Higher Order Birkhoff Averages

TL;DR

This paper investigates the behavior of higher order Birkhoff averages in dynamical systems, showing that nonconvergent averages can be classified into two types with distinct properties, and demonstrating their prevalence in certain systems.

Contribution

It introduces a classification of nonconvergent Birkhoff averages into two types based on their limit sets and provides characterizations and examples, including full shifts and Bowen's example.

Findings

Nonconvergent Birkhoff averages do not necessarily converge in higher order averages.

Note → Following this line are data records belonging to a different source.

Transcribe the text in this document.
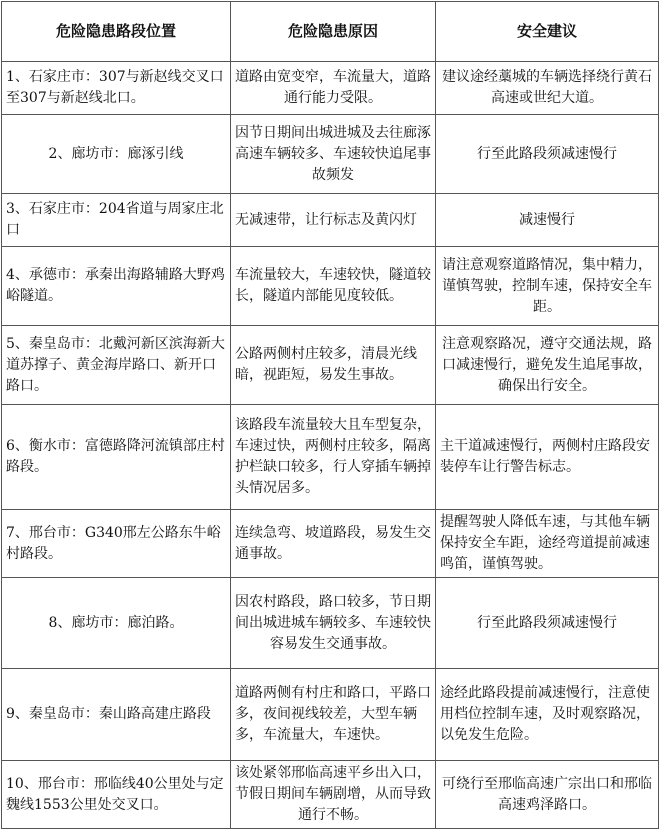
危险隐患路段位置	危险隐患原因	安全建议
1、石家庄市：307与新赵线交叉口至307与新赵线北口。	道路由宽变窄，车流量大，道路通行能力受限。	建议途经藁城的车辆选择绕行黄石高速或世纪大道。
2、廊坊市：廊涿引线	因节日期间出城进城及去往廊涿高速车辆较多、车速较快追尾事故频发	行至此路段须减速慢行
3、石家庄市：204省道与周家庄北口	无减速带，让行标志及黄闪灯	减速慢行
4、承德市：承秦出海路辅路大野鸡峪隧道。	车流量较大，车速较快，隧道较长，隧道内部能见度较低。	请注意观察道路情况，集中精力，谨慎驾驶，控制车速，保持安全车距。
5、秦皇岛市：北戴河新区滨海新大道苏撑子、黄金海岸路口、新开口路口。	公路两侧村庄较多，清晨光线暗，视距短，易发生事故。	注意观察路况，遵守交通法规，路口减速慢行，避免发生追尾事故，确保出行安全。
6、衡水市：富德路降河流镇部庄村路段。	该路段车流量较大且车型复杂，车速过快，两侧村庄较多，隔离护栏缺口较多，行人穿插车辆掉头情况居多。	主干道减速慢行，两侧村庄路段安装停车让行警告标志。
7、邢台市：G340邢左公路东牛峪村路段。	连续急弯、坡道路段，易发生交通事故。	提醒驾驶人降低车速，与其他车辆保持安全车距，途经弯道提前减速鸣笛，谨慎驾驶。
8、廊坊市：廊泊路。	因农村路段，路口较多，节日期间出城进城车辆较多、车速较快容易发生交通事故。	行至此路段须减速慢行
9、秦皇岛市：秦山路高建庄路段	道路两侧有村庄和路口，平路口多，夜间视线较差，大型车辆多，车流量大，车速快。	途经此路段提前减速慢行，注意使用档位控制车速，及时观察路况，以免发生危险。
10、邢台市：邢临线40公里处与定魏线1553公里处交叉口。	该处紧邻邢临高速平乡出入口，节假日期间车辆剧增，从而导致通行不畅。	可绕行至邢临高速广宗出口和邢临高速鸡泽路口。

The set of orbits with type B2 behavior has full topological entropy in full shifts.

Abstract

There are well-known examples of dynamical systems for which the Birkhoff averages with respect to a given observable along some or all of the orbits do not converge. It has been suggested that such orbits could be classified using higher order averages. In the case of a bounded observable, we show that a classical result of G.H. Hardy implies that if the Birkhoff averages do not converge, then neither do the higher order averages. If the Birkhoff averages do not converge then we may denote by $[\alpha_k,\beta_k]$ the limit set of the $k$-th order averages. The sequence of intervals thus generated is nested: $[\alpha_{k+1},\beta_{k+1}] \subset [\alpha_k,\beta_k]$. We can thus make a distinction among nonconvergent Birkhoff averages; either: B1. $\cap_{k=1}^\infty [\alpha_k,\beta_k]$ is a point $B_\infty$, or, B2. $\cap_{k=1}^\infty [\alpha_k,\beta_k]$ is a non-trivial interval $[\alpha_\infty,\beta_\infty]$. We give characterizations of the types B1 and B2 in terms of how slowly they oscillate and we give examples that exhibit both behaviours B1 and B2 in the context of full shifts on finite symbols and "Bowen's example". For finite full shifts, we show that the set of orbits with type B2 behaviour has full topological entropy.